Aylett Hawes (April 21, 1768 – August 31, 1833) was a nineteenth-century medical doctor, politician, planter, and slaveholder from Virginia. Born in Culpeper County in the Colony of Virginia, he received a private classical education in his youth, reflecting the educational opportunities available to members of the Virginia gentry in the late colonial and early national periods. Seeking advanced professional training, he pursued the study of medicine and completed his medical education in Edinburgh, Scotland, which was then one of the leading centers of medical instruction in the English-speaking world.
After returning to Virginia, Hawes established himself as a practicing physician while simultaneously developing substantial agricultural interests. He purchased several plantations in Culpeper County and in the area that later became Rappahannock County, Virginia, and operated them using enslaved labor. Census records document the growth of his slaveholdings over time: he owned 25 enslaved people in Culpeper County in 1810, 49 a decade later, and 70 in the last census taken before his death. These holdings underscored his status as a significant planter in the region and tied his economic fortunes to the institution of slavery.
Hawes entered public life in the early nineteenth century. Culpeper County voters elected him as one of their two representatives in the Virginia House of Delegates, where he served from 1802 to 1806. He was re-elected several times and served throughout this period alongside John Roberts. His tenure in the House of Delegates coincided with the formative years of the early republic, during which Virginia remained a dominant force in national politics and state legislators played a central role in shaping policy on issues ranging from internal improvements to the organization of the judiciary.
Building on his state legislative experience, Hawes advanced to national office as a member of the Republican Party, then commonly known as the Democratic-Republican Party. In 1810, voters in what was then Virginia’s 9th congressional district elected him to the United States House of Representatives. His service in Congress occurred during a significant period in American history, as the nation confronted mounting tensions with Great Britain that culminated in the War of 1812. Following the 1810 federal census, congressional redistricting altered the boundaries of Virginia’s districts. In his subsequent re-election campaign, Hawes ran in Virginia’s 10th congressional district, while the incumbent of that district, John Dawson, was moved into Virginia’s 11th congressional district, much as Hawes himself had been shifted from the 9th. Hawes won re-election twice, serving three terms in the House as a Democratic-Republican and participating in the legislative process on behalf of his constituents during this era of party realignment and foreign conflict.

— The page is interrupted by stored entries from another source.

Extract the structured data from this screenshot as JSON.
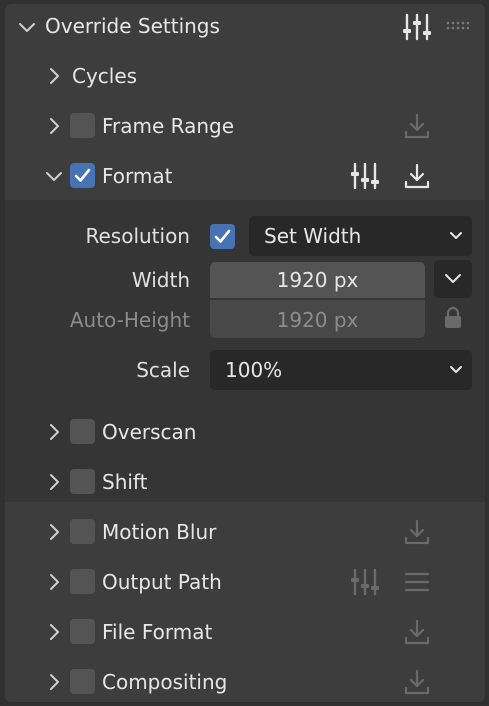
{
  "header": {
    "title": "Override Settings"
  },
  "rows": {
    "cycles": {
      "label": "Cycles"
    },
    "frame_range": {
      "label": "Frame Range"
    },
    "format": {
      "label": "Format"
    },
    "overscan": {
      "label": "Overscan"
    },
    "shift": {
      "label": "Shift"
    },
    "motion_blur": {
      "label": "Motion Blur"
    },
    "output_path": {
      "label": "Output Path"
    },
    "file_format": {
      "label": "File Format"
    },
    "compositing": {
      "label": "Compositing"
    }
  },
  "format_panel": {
    "resolution_label": "Resolution",
    "resolution_mode": "Set Width",
    "width_label": "Width",
    "width_value": "1920 px",
    "auto_height_label": "Auto-Height",
    "auto_height_value": "1920 px",
    "scale_label": "Scale",
    "scale_value": "100%"
  },
  "colors": {
    "accent": "#4772b3",
    "panel_bg": "#3d3d3d",
    "subpanel_bg": "#353535"
  },
  "icons": {
    "header_settings": "sliders-icon",
    "header_drag": "drag-handle-icon",
    "format_settings": "sliders-icon",
    "download": "download-icon",
    "list": "list-icon",
    "lock": "lock-icon"
  }
}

After several terms in Congress, Hawes resigned his seat and returned to private life in Virginia. He resumed the practice of medicine and continued to manage his plantations in Culpeper and Rappahannock Counties, maintaining his dual identity as physician and planter. His successor in Congress was fellow Democratic-Republican George F. Strother, who had also succeeded him in the Virginia House of Delegates about a decade earlier, reflecting the continuity of political leadership within their region and party.
In his later years, Hawes remained on his agricultural properties in the Virginia Piedmont. He died on his farm in Rappahannock County, Virginia, on August 31, 1833. He was interred on another of his plantations, in Sperryville, Virginia. Hawes was part of a politically active extended family; he was the uncle of Richard Hawes, who later became the Confederate governor of Kentucky, of Albert Gallatin Hawes, who served in the United States House of Representatives from Kentucky, and of Aylett Hawes Buckner, who also served in Congress. Through his medical practice, legislative service, and plantation operations, Aylett Hawes exemplified the intertwined professional, political, and economic roles of Virginia’s early nineteenth-century elite.